深夜のコンビニバイトは楽だ。もちろんやらなければいけないことはあるが駅前の大型コンビニにほとんどの客を吸われ客は来ないので長い長い夜の間に数えるほどの業務を黙々とこなすだけで残りの時間はバックヤードでサボれる。深夜のシフトに入れる人間が俺以外いないことからこのことは店長も黙認していてる。


今日みたいに誰も来ない日は裏の喫煙所でタバコを吸いながらどの廃棄を持ち帰るかを考える。20歳になってからなんとなく吸い始めたタバコも今じゃすっかり日常の一部になってしまった。出費がかさむからやめようと何度か試したが禁煙のストレスを他の娯楽で解消しようしむしろ金がかかることがわかってからはもう諦めて吸い続けてる。一度上げた水準は下げられないとはよく言ったもので一箱600円するピースライト以外は受け付けない口になってしまった。

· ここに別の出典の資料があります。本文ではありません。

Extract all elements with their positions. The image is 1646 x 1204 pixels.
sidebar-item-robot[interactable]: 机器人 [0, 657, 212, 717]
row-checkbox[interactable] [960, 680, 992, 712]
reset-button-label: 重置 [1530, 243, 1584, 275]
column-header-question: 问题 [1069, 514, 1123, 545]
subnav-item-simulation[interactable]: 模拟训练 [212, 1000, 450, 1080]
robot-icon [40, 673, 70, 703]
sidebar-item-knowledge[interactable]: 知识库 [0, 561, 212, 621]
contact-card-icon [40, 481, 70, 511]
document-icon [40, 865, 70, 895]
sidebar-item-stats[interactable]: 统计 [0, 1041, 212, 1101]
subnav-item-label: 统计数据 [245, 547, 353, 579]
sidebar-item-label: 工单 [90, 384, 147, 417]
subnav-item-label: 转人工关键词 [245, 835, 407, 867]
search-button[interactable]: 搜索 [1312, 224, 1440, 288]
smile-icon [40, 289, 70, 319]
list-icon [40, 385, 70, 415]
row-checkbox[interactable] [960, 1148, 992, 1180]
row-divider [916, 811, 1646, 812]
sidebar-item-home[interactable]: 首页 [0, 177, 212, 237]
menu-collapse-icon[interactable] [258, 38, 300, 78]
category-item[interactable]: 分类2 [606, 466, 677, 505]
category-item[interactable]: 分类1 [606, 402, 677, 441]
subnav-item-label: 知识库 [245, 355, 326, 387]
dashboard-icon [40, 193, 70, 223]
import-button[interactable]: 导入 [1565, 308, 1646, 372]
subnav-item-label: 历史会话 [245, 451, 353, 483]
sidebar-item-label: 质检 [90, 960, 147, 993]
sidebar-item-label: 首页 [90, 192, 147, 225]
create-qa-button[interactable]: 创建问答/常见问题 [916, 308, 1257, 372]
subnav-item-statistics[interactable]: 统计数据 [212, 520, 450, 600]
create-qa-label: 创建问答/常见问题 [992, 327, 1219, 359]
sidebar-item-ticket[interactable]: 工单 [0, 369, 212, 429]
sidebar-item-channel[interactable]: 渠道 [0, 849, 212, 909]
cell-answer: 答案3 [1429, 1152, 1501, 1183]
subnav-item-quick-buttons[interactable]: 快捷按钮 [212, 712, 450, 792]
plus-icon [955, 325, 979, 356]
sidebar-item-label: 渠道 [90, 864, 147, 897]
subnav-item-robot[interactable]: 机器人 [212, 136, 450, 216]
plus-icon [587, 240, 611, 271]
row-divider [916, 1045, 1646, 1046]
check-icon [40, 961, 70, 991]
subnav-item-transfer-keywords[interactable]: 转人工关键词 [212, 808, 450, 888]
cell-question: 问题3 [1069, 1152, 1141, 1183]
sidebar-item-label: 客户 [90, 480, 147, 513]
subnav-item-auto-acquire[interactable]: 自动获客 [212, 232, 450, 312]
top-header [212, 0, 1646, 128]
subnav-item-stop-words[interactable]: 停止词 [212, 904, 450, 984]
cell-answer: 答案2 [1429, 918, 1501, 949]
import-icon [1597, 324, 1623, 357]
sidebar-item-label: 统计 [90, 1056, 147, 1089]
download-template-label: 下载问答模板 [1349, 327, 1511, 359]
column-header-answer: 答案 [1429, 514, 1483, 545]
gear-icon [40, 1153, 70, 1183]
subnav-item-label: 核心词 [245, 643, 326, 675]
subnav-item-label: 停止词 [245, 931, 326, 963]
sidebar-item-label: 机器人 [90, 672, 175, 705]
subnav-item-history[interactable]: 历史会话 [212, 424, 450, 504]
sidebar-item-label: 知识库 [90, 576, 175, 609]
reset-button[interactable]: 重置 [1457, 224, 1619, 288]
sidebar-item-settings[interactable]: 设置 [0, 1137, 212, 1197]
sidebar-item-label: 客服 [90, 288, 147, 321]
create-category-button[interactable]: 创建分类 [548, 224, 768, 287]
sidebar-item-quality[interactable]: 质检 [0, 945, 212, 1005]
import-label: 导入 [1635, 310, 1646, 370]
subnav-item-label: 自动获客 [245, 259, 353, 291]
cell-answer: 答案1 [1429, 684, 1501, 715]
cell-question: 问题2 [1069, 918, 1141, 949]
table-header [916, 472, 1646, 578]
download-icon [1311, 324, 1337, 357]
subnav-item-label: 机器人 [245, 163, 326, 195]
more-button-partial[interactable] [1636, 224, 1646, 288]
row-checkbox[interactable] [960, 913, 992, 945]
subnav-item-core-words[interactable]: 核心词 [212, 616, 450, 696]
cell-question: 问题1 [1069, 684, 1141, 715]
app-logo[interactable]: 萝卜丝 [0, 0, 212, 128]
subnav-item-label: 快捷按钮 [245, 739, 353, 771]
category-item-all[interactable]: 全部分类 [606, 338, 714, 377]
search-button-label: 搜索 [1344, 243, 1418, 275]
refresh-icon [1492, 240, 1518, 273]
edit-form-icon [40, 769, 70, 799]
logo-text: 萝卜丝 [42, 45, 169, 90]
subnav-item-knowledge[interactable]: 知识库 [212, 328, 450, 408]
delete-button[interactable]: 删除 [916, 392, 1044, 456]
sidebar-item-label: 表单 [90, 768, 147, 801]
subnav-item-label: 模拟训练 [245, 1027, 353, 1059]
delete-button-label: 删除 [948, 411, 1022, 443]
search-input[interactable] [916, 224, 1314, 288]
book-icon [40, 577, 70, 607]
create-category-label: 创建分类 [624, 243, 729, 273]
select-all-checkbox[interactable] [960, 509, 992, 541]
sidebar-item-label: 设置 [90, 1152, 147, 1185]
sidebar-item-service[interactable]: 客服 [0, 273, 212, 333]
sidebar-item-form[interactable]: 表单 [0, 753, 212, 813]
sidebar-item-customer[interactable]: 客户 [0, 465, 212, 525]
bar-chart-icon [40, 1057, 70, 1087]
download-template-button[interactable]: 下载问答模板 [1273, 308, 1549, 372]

二本目を吸おうとしたとき甲高いレジの呼び出し音がなる。種類やタバコ類、ホットスナックなどの販売はセルフレジではできずこうやって呼ばれることがある。愛しのピースライトをおあずけにされ少し腹を立てながら店に戻る。

 

「おまたせしました~」

ちょっと今のは気だるい感じが出過ぎているかとハッとした。

若い女性だ。

「277番を一つ」

もうだいたいのタバコと番号は一致している。これはピースライトだ。

会計を済ませ女性の見送りをしようとするとこちらを見てたばこを差し出し来た。


「よかったら一緒に吸いませんか」


鳩が豆鉄砲食らった顔、きっと今してるんだろうなあと思いながらしばらく固まってた。